Cet objectif de sensibilisation est d’ailleurs peut-être plus difficile à mesurer, non ?
 Il y a eu la thèse d’Alix Cosquier sur ce sujet… Oui, cette thèse a été faite en collaboration avec Noé. L’auteur a interrogé certains observateurs. Encore une fois, dans l’enquête que nous comptons mener, nous allons poser la question de leurs motivations aux observateurs. Grâce à la thèse d’Alix, nous avons déjà des pistes. Le sentiment d’utilité lié à la participation à un programme d’envergure nationale, le sentiment aussi d’appartenir à une communauté, ce sont des arguments qui ont été avancés par les observateurs. Après, je ne peux pas dire que c’est tel ou tel argument qui prime. La motivation première, je ne peux pas vous dire avec certitude que c’est telle ou telle chose. Mais cela fera parti des questions de notre enquête.

 

Quelles perspectives imaginez-vous pour l’avenir de la démarche ?
A mon avis, dans les facteurs de réussite, il y a aussi la question des outils, en particulier de nouveaux outils à proposer… Aujourd’hui, la fiche de comptage et la fiche d’identification sont des éléments incontournables.
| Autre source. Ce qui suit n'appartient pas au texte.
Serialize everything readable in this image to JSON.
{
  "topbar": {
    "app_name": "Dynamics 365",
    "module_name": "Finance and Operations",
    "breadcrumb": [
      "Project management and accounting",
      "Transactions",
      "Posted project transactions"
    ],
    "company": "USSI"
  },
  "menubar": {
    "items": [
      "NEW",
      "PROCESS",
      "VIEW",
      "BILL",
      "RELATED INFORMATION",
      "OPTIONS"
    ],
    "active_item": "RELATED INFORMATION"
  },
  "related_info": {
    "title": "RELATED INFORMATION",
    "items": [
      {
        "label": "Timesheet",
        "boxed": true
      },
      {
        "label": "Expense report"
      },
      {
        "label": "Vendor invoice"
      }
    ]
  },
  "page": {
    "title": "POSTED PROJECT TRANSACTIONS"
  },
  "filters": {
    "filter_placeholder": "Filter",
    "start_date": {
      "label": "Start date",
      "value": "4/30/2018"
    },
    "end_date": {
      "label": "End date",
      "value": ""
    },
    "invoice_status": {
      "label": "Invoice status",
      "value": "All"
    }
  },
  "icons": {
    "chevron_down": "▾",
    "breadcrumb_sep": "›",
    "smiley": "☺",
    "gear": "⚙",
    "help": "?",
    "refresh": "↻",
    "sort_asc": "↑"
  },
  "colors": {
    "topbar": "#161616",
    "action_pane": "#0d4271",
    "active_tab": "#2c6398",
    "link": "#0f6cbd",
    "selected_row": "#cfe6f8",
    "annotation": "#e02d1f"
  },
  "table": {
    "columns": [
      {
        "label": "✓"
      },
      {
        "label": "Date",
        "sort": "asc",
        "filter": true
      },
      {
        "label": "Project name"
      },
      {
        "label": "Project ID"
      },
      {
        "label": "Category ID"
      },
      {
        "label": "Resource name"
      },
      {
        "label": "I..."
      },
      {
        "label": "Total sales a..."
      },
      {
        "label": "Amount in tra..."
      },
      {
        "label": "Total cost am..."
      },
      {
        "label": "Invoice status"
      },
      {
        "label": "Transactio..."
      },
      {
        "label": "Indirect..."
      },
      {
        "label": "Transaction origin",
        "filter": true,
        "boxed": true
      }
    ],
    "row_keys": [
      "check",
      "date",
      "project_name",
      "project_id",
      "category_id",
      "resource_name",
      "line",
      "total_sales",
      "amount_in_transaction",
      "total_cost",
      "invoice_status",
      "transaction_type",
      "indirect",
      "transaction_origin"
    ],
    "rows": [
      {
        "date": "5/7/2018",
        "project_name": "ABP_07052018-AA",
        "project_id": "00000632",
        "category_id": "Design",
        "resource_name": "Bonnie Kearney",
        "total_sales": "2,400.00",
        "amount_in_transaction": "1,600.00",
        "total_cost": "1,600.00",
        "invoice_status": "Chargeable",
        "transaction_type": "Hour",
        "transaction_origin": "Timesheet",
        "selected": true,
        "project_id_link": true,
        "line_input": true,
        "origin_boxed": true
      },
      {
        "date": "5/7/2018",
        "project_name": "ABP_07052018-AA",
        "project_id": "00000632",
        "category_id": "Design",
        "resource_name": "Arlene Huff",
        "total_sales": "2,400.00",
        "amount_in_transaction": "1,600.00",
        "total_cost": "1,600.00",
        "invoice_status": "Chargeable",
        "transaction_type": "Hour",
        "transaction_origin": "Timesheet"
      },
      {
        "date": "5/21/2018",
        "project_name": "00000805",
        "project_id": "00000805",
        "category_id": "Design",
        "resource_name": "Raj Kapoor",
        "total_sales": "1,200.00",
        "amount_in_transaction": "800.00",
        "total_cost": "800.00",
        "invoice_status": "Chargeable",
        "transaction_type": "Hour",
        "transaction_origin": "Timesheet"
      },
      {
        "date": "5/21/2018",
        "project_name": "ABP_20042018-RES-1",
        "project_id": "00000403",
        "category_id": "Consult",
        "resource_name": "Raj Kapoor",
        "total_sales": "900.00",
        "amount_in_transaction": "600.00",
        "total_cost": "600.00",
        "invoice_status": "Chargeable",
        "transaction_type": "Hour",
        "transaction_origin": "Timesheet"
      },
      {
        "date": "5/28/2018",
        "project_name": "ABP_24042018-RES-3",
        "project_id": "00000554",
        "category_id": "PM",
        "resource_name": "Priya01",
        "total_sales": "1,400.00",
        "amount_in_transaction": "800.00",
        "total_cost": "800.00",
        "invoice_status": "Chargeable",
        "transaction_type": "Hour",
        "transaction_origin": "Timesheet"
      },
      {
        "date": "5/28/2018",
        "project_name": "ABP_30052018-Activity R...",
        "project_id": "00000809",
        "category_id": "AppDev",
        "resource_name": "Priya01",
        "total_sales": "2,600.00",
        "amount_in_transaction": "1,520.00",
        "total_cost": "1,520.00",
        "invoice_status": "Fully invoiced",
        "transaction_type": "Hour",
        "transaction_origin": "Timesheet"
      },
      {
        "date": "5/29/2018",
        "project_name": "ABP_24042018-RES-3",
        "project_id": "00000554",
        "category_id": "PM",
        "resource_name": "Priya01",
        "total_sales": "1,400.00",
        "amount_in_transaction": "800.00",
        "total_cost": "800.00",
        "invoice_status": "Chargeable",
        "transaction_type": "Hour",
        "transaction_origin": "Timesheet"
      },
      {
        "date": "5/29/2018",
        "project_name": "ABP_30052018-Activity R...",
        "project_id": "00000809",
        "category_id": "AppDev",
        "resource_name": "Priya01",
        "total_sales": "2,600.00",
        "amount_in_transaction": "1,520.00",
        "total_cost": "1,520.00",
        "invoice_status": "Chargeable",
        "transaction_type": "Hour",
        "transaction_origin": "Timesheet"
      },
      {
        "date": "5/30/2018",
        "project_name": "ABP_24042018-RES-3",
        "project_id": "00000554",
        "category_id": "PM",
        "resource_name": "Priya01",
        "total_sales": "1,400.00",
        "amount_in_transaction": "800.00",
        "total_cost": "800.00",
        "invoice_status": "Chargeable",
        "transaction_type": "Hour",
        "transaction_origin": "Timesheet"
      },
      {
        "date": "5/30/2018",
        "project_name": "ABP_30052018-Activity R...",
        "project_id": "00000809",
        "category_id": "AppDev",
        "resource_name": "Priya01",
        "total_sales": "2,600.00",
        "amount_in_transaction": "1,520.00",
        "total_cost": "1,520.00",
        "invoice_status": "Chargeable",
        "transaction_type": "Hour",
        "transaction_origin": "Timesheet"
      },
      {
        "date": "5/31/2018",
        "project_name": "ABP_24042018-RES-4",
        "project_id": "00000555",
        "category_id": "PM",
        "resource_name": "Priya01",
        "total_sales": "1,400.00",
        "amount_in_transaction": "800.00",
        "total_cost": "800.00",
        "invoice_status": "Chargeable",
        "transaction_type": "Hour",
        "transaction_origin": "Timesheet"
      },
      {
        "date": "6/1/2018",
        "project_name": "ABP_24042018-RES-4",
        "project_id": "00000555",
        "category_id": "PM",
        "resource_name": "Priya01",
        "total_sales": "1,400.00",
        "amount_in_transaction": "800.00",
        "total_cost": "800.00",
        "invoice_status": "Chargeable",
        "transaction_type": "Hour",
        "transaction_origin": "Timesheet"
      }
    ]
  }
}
Nous envisageons de les repackager un peu, de faire évoluer la mise en forme. Mais sur le fond, cela va rester la même chose.

 

Vous ne surfez pas sur la vague des applications pour smartphones ? 
Oui, bien évidemment, on y réfléchit. Mais cela a un coût pour notre petite association et nous aimerions déjà refaire notre site Internet. Mais on y réfléchit. On travaille à développer ce genre de choses. Il y a déjà des outils de ce style qui sont utilisés dans certains programmes de science participative, mais c’est aussi une question de moyens…

 

Au final, que pourriez-vous conseiller à une collectivité qui réfléchit à cette question de l’observation citoyenne de la nature ?
Nous avons été interpellés par plusieurs acteurs, collectivités ou autres, qui effectivement voulaient faire quelque chose sur leur territoire, à leur échelle. Dans notre programme, le but n’est pas d’avoir de la donnée fine sur un territoire. Notre objectif est de balayer l’ensemble de la France, nous voulons vraiment avoir un suivi à grande échelle. Même si c’est intéressant pour une collectivité d’avoir des informations sur son territoire, évidemment… mais à ce moment là, il faut que la collectivité s’en empare (…). Après, tout dépend aussi du type de programmes de science participative que la collectivité souhaite développer. Si une collectivité veut développer quelque chose qui lui est propre, il faut alors qu’elle se pose la question de savoir si elle retient les deux objectifs des sciences participatives : un objectif scientifique et un objectif de sensibilisation. Ou bien est-ce que la collectivité veut se lancer dans un programme plutôt orienté sensibilisation. Toute la question est là, finalement : il faut là encore s’entendre sur ce qu’on entend par science participative.